Because high consumption of red meat inevitably displaces other foods, the researchers provided this estimate based on healthy sources of protein like fish, poultry, nuts, legumes, low-fat dairy, and whole grains: A standard 3-oz serving of protein from this list is associated with a 7% to 19% lower risk of death.
Anticipating that many people do not want to give up red meat entirely, the researchers measured the advantage of just cutting back. If a person ate no more than 42 grams of red meat daily (a 6-oz. steak), the researchers estimate that 9% of the deaths in men and nearly 8% in women could be prevented. (And if you’re wondering where grass-fed beef fits into this picture, it didn’t. Even today, only a small percentage of the U.S. population eats grass-fed beef.)
This study was published recently online in Archives of Internal Medicine. It was supported by grants from the National Institutes of Health and the National Heart, Lung, and Blood Institute.
The invited commentary was written by Dean Ornish, MD, whose life’s work has concentrated on researching and promoting non-pharmacological approaches to the prevention of chronic disease. Dr.

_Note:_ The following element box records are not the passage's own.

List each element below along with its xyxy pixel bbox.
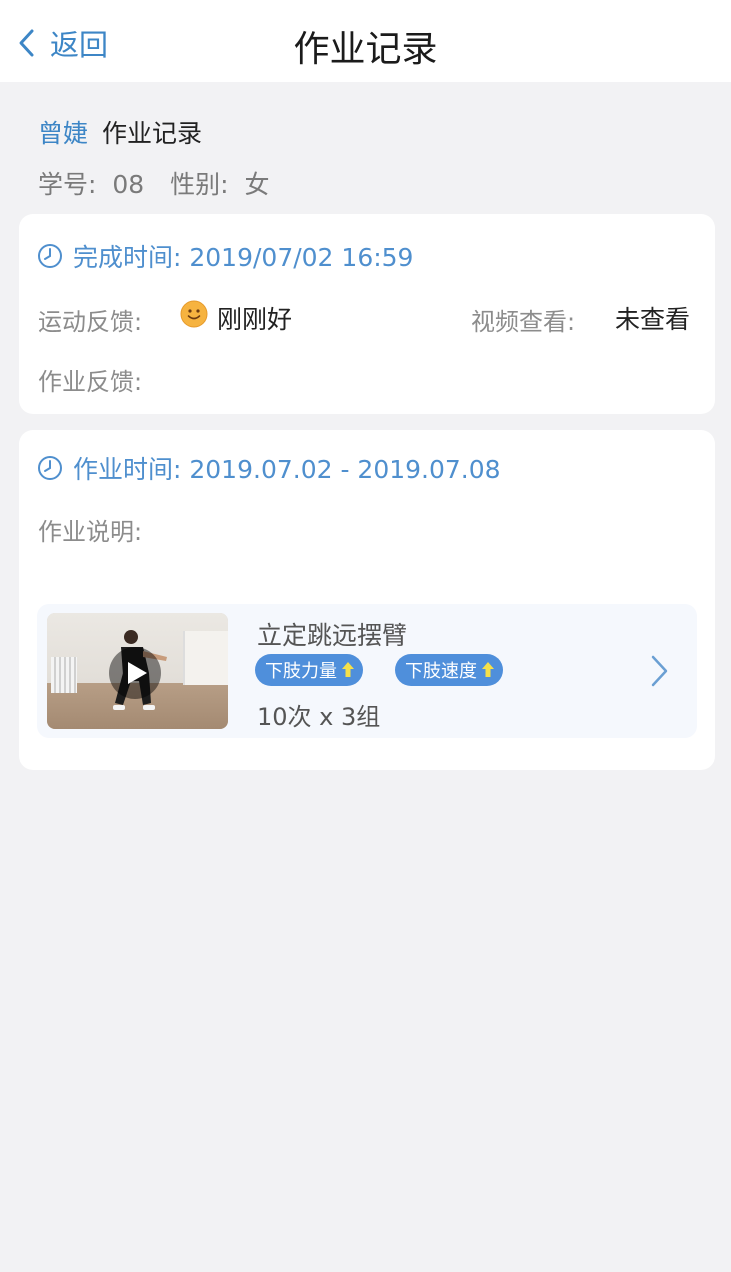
page-title: 作业记录: [293, 29, 438, 70]
assignment-time: 作业时间: 2019.07.02 - 2019.07.08: [73, 455, 501, 484]
description-label: 作业说明:: [38, 518, 143, 546]
exercise-reps: 10次 x 3组: [257, 703, 381, 731]
student-meta: 学号: 08 性别: 女: [38, 165, 270, 201]
completion-card: 完成时间: 2019/07/02 16:59 运动反馈: 刚刚好 视频查看: 未…: [19, 214, 715, 414]
student-header: 曾婕 作业记录: [38, 114, 202, 150]
video-view-value: 未查看: [615, 305, 691, 334]
assignment-time-row: 作业时间: 2019.07.02 - 2019.07.08: [37, 450, 501, 486]
record-title: 作业记录: [101, 119, 202, 148]
clock-icon: [38, 244, 62, 268]
navigation-bar: 返回 作业记录: [0, 0, 731, 82]
homework-feedback-label: 作业反馈:: [38, 368, 143, 396]
student-id-label: 学号:: [38, 170, 97, 199]
video-view-label: 视频查看:: [471, 308, 576, 336]
student-id-value: 08: [112, 170, 145, 199]
exercise-name: 立定跳远摆臂: [257, 621, 408, 650]
tag-label: 下肢力量: [265, 661, 337, 682]
exercise-feedback-value: 刚刚好: [217, 305, 293, 334]
student-name: 曾婕: [38, 119, 89, 148]
exercise-video-thumbnail[interactable]: [47, 613, 228, 729]
play-button[interactable]: [109, 647, 161, 699]
assignment-card: 作业时间: 2019.07.02 - 2019.07.08 作业说明: 立定跳远…: [19, 430, 715, 770]
clock-icon: [38, 456, 62, 480]
exercise-tag: 下肢力量: [255, 654, 363, 686]
arrow-up-icon: [482, 662, 494, 677]
smiley-face-icon: [180, 300, 208, 328]
arrow-up-icon: [342, 662, 354, 677]
play-icon: [128, 662, 147, 684]
gender-value: 女: [244, 170, 270, 199]
completion-time: 完成时间: 2019/07/02 16:59: [73, 243, 414, 272]
tag-label: 下肢速度: [405, 661, 477, 682]
completion-time-row: 完成时间: 2019/07/02 16:59: [37, 238, 413, 274]
exercise-tag: 下肢速度: [395, 654, 503, 686]
gender-label: 性别:: [170, 170, 229, 199]
chevron-right-icon[interactable]: [649, 654, 669, 688]
exercise-item[interactable]: 立定跳远摆臂 下肢力量 下肢速度 10次 x 3组: [37, 604, 697, 738]
exercise-feedback-label: 运动反馈:: [38, 308, 143, 336]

Ornish praised the study as, “The first large-scale prospective longitudinal study showing that consumption of both processed and unprocessed red meat is associated with an increased risk of premature mortality from all causes as well as from cardiovascular disease and cancer.”
Click here for Dr. Ornish’s healthy way of eating, based on an emerging consensus among nutrition experts.
Now for the environmental costs of eating red meat. Dr. Ornish points out that animal agribusiness generates more greenhouse gases than all forms of transportation combined.. And that quarter-pound cheeseburger Americans love so much: It takes 26 oz of petroleum and leaves a 13-lb carbon footprint.
“In addition to their health benefits, the food choices we make each day affect other important areas as well. What is personally sustainable is globally sustainable. What is good for you is good for our planet,” he concludes.